As for that managed account, the suit alleges that “defendants allowed Voya to decide the Plan’s managed account provider not based on merit, but because Voya requested that Voya Retirement Advisors provide managed account services.” They also take issue with the structure where Voya Retirement Advisors “limits its investment recommendations to the investment alternatives available in the Plan, a far smaller number, and many of which are its own proprietary funds,” and that the amount the plan’s participants paid to Voya Retirement Advisors for managed account services “rose dramatically between 2014 and 2018, from approximately $770,000 to $2.3 million.”

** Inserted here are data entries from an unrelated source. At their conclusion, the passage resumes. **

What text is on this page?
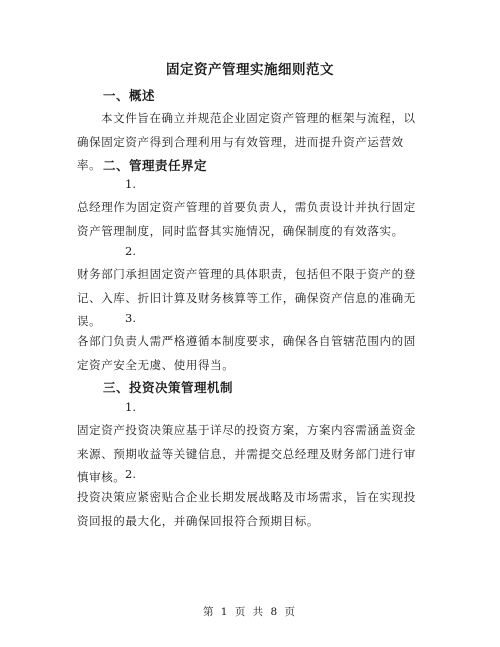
固定资产管理实施细则范文
一、概述
本文件旨在确立并规范企业固定资产管理的框架与流程，以确保固定资产得到合理利用与有效管理，进而提升资产运营效率。 二、管理责任界定
1.
总经理作为固定资产管理的首要负责人，需负责设计并执行固定资产管理制度，同时监督其实施情况，确保制度的有效落实。
2.
财务部门承担固定资产管理的具体职责，包括但不限于资产的登记、入库、折旧计算及财务核算等工作，确保资产信息的准确无误。	3.
各部门负责人需严格遵循本制度要求，确保各自管辖范围内的固定资产安全无虞、使用得当。
三、投资决策管理机制
1.
固定资产投资决策应基于详尽的投资方案，方案内容需涵盖资金来源、预期收益等关键信息，并需提交总经理及财务部门进行审慎审核。 2.
投资决策应紧密贴合企业长期发展战略及市场需求，旨在实现投资回报的最大化，并确保回报符合预期目标。
第 1 页 共 8 页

As for what the plaintiffs are seeking:
- A finding and declaration that “Defendants have breached their fiduciary duties,” that the “Defendants are personally liable to make good to the Plan all losses to the Plan resulting from each breach of fiduciary duty, and to otherwise restore the Plan to the position it would have occupied but for the breaches of fiduciary duty.”
- A determination of the method by which those losses should be calculated—and for the defendants to “provide all accountings necessary to determine the amounts Defendants must make good to the Plan.”
- Remove the fiduciaries who have breached their fiduciary duties and “enjoin them from future ERISA violations.”
- To “surcharge against Defendants and in favor of the Plan all amounts involved in any transactions which such accounting reveals were improper, excessive and/or in violation of ERISA.”
- To “reform” the plan so that it includes “only prudent investments,” such that it obtains “bids for recordkeeping and to pay only reasonable recordkeeping expenses,” to “obtain bids for managed account services and to pay only reasonable managed account service fees if the fiduciaries determine that managed account services is a prudent alternative to target date or other asset allocation funds.”
- Oh, and to certify the class, appoint the plaintiffs as a class representative, Schlichter, Bogard & Denton LLP[ii] as Class Counsel—and to award fees and costs.
[i] Another significant difference: The Schlichter firm’s detailed filing was 156 pages long. The earlier suit filed by Shepherd, Finkelman, Miller & Shah LLP and Edgar Law Firm LLC a mere 37 pages.
[ii] Ironically, a web page separate from its firm page maintained by Schlichter Bogard & Denton that indicates it “is currently investigating ADP TotalSource's practices in administering retirement plans,” was taken offline between our earlier reporting of the first ADP MEP suit and this one. That site had also referenced investigations in the multiple employer plans (MEPs) of Pentegra and TriNet.